Purpose & Capability
noteThe skill is an instruction-only deployment/optimization guide and most recommended actions (installing skills, editing openclaw.json, creating ~/.openclaw directories, enabling plugins) are consistent with that purpose. However, the declared required binaries (python3, uv, git) are incomplete or ambiguous: the guide's one‑click script calls 'npm install -g', but 'npm' (and thus Node.js) is not listed; 'uv' is ambiguous (could be an npm package, a binary, or a different tool). Requiring 'uv' without explanation is disproportionate.
Instruction Scope
concernSKILL.md instructs the agent/user to install third‑party CLI packages via npm, clone and install skills, edit and export gateway tokens and other OpenClaw config, and create files under ~/.openclaw.

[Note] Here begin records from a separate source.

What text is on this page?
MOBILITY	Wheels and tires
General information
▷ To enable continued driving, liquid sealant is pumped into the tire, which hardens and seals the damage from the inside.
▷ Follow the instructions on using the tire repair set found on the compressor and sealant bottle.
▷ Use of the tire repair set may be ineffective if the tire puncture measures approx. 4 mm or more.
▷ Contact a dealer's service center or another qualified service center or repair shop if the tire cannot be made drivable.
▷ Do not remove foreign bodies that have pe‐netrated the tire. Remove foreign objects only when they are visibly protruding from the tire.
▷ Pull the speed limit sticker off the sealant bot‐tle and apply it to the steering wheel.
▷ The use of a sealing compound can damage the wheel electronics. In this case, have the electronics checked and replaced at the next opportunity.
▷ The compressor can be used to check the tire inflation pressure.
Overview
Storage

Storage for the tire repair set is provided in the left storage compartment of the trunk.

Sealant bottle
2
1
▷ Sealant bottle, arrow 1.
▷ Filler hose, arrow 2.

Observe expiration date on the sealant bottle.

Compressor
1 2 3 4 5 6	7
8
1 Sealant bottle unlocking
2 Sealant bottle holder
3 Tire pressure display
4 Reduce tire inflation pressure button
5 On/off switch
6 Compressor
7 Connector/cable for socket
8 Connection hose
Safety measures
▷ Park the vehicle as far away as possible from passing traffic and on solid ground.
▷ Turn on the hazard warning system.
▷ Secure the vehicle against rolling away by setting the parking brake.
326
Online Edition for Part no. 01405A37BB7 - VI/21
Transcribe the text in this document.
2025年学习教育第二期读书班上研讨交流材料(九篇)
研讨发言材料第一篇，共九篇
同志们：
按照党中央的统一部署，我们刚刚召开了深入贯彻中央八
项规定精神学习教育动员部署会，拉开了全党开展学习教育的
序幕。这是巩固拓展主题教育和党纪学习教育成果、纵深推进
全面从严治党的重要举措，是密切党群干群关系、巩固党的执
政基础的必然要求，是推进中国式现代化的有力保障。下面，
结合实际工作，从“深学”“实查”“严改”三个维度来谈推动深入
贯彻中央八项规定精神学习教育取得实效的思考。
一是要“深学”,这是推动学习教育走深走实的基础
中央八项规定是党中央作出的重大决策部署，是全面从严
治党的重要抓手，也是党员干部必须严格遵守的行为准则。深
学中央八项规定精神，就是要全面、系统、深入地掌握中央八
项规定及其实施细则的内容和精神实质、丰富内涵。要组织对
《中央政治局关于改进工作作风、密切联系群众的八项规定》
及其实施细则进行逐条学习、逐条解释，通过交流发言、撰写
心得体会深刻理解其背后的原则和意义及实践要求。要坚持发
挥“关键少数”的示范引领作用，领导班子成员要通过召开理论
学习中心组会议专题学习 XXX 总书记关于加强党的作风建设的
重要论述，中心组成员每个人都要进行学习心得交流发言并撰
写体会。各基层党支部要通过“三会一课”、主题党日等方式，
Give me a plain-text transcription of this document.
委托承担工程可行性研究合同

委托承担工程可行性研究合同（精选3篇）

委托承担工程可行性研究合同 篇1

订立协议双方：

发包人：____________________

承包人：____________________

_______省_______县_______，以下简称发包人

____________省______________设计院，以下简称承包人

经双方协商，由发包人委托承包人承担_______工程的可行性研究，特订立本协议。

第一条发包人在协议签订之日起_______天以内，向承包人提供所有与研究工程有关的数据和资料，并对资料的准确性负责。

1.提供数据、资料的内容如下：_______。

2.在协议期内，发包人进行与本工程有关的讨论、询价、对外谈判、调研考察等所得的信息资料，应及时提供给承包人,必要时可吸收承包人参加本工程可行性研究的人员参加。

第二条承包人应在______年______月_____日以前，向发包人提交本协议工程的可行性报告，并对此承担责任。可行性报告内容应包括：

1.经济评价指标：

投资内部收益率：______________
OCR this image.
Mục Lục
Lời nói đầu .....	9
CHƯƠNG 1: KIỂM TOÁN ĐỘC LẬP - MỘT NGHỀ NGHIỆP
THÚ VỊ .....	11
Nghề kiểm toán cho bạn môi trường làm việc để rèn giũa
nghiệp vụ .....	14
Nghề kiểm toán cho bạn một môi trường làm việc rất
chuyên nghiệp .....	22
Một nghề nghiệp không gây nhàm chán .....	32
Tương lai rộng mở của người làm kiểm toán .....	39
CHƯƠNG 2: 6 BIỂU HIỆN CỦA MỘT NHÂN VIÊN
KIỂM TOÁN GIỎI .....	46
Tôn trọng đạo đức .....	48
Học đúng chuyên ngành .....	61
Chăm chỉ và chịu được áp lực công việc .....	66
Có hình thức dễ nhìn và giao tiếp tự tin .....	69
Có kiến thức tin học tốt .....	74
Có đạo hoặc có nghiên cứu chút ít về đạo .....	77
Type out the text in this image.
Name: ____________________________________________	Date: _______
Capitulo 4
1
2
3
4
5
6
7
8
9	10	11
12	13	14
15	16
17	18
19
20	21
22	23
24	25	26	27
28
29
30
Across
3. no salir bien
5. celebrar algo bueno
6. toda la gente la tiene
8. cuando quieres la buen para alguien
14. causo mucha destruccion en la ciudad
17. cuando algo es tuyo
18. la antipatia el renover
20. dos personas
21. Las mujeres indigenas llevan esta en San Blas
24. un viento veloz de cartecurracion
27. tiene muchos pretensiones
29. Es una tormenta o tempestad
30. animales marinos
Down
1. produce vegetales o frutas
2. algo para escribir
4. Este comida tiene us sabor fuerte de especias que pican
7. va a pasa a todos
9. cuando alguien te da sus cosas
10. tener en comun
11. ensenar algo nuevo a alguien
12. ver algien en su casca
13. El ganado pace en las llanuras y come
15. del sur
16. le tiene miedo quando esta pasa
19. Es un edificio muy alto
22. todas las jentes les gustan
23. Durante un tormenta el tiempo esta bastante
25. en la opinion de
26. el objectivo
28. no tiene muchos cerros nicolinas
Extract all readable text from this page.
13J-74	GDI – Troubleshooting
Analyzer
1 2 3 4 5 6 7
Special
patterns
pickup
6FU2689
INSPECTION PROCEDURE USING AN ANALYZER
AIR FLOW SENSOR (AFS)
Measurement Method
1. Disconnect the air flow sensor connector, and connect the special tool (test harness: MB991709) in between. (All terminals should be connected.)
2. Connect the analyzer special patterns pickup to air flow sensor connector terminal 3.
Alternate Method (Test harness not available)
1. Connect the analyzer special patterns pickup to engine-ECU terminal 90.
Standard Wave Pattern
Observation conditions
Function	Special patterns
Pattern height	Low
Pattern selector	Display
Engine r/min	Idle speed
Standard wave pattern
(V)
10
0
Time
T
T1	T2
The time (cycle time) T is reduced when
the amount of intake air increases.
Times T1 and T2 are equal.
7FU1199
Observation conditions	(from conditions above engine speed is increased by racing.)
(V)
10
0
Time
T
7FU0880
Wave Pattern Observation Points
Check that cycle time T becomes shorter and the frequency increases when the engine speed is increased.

It also references environment variables (OPENCLAW_GATEWAY_TOKEN, OPENCLAW_WORKSPACE) that are not declared in the skill metadata. The instructions give broad discretion to install/enable many skills (including ones with persistence/monitoring), which could lead to installing untrusted code if sources are not verified.
Install Mechanism
concernThere is no formal install spec in the skill bundle; instead the README suggests running 'npm install -g clawhub uv' and 'clawhub install ...'. That implies installing packages from registries and fetching unknown skills. Because the skill does not declare where those packages/skills come from (official repos, GitHub, or third‑party), this is moderate-to-high risk—especially the ambiguous 'uv' package and unknown 'clawhub' package which could execute arbitrary code.
Credentials
concernDeclared requirements list no environment variables, but SKILL.md explicitly instructs setting OPENCLAW_GATEWAY_TOKEN and mentions OPENCLAW_WORKSPACE. The guide also tells users to edit gateway.auth.token and gateway.remote.token in openclaw.json. Asking users to set gateway tokens and modifying configuration is expected for deployment, but the metadata should declare these env vars; the omission is an incoherence that makes it unclear what credentials will be used or required at runtime.
Persistence & Privilege
noteThe skill does not request always:true and does not claim elevated system privileges. It instructs installing skills like 'session-monitor' and 'task-persistence' that themselves may run persistently or monitor sessions; this increases blast radius if those skills are untrusted. Autonomous invocation is allowed by default (disable-model-invocation:false), which is normal, but you should be cautious installing third‑party persistent skills.